Over the last couple of years I’ve really dived back into tabletop gaming, even selling my soul to Games Workshop. Often, they’re the same kinds of games I love on PC, usually massive strategy romps, but with an opponent right across the table and armies I can sweep away with my hand—yeah, I’m a bad winner. When I don’t fancy playing alone, there’s nothing better.
I often find myself spending a lot of my spare time playing PC games just to keep up to speed on what’s new, turning even the times when gaming is meant to be a hobby into work, so I’d really like to cut back a bit on that and fill it was games I actually want to play, particularly with friends. Kicking off the new year by destroying the Rebel Alliance probably hasn’t done much for my karma, but it was a good start to my year of tabletop gaming.
Chris Livingston: Batter up
Well, it's January, which means it's almost February, which means it's nearly practically roughly time for the baseball pre-season, almost-ish. Which means I'll be playing Super Mega Baseball 2 again soon. Is there anything stopping me from playing Super Mega Baseball 2 now? Nope, not a thing, other than it feels weird somehow to play a baseball game in winter. Silly, I know, but some things are ingrained in us and simply cannot be altered. I can't play a baseball video game until spring. That's just how it is.

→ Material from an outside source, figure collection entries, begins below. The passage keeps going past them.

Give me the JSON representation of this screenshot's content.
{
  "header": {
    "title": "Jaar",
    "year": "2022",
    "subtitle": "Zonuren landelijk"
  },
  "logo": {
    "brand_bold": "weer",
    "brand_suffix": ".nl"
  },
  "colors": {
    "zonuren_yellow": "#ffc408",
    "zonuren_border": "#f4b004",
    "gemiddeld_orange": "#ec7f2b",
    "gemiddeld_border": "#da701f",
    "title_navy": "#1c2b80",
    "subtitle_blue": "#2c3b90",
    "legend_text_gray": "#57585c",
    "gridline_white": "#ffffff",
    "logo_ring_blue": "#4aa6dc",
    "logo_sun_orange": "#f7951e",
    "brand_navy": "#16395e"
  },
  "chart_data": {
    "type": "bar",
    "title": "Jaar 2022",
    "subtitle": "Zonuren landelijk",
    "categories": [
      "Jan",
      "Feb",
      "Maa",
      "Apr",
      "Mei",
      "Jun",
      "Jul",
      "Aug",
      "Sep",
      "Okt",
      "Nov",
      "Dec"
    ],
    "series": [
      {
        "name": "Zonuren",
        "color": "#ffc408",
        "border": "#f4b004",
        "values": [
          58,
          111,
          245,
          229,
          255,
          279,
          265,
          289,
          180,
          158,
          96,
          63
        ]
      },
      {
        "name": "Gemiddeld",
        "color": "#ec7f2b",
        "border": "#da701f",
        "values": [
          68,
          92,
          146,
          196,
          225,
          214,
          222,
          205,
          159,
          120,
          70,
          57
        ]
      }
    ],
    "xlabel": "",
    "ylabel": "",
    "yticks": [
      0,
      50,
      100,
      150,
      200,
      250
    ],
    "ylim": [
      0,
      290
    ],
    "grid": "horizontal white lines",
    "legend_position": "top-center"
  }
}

Last year I played a 54-game season with my custom team, The Computers, with players based (vaguely) on the PC Gamer staff and our freelance writers. (I also made teams based on video game heroes and villains, which was fun.) The Computers went 32-22 in the regular season, made it through the first round of post-season play, then got knocked out of the semi-finals after my star pitcher (Tyler) got injured by a line drive to the ribs. It threw off my entire pitching rotation, who were already exhausted, and we folded in three straight games. This year, The Computers are going to take the trophy. If not, I'm firing everyone.
Andy Kelly: Happy new fear
It's the first week of the new year and absolutely nothing of note has happened. So I decided to replay a game from 2015: Frictional's brilliant, criminally overlooked SOMA, a psychological horror game set in a seriously broken science facility located deep in the Atlantic Ocean. But this time I wanted to play in Safe Mode, which removes the threat of death from the game. As much as I love SOMA—and I count it among my all-time favourite games—the hide-and-seek stuff can be quite tedious, and often gets in the way of that magnificent story.
If you want to know more about Safe Mode, I interviewed Frictional co-founder and SOMA director Thomas Grip about it in 2017. But it basically means that you can play the game without having to sneak around and hide from monsters all the time. And, honestly, I prefer it to the original experience. The story in SOMA is, for my money, one of the best a videogame has ever told. And you can fully immerse yourself in its dark sci-fi world when you're free to explore without being devoured by one of those twisted biomechanical creatures.
Even though nothing could harm me, the oppressive atmosphere, sinister lighting, and remarkable ambient sound design still made me feel surprisingly on edge. It's a game that creeps under your skin, and a perfect way to while away a couple of gloomy winter evenings. So yeah, play SOMA. You can get it for about $25 on GOG (opens in new tab) and Steam. It's a masterclass in understated world-building and that ending will stick with you for weeks. Is there a better way to start a new year than with some harrowing, existential horror? I don’t think so.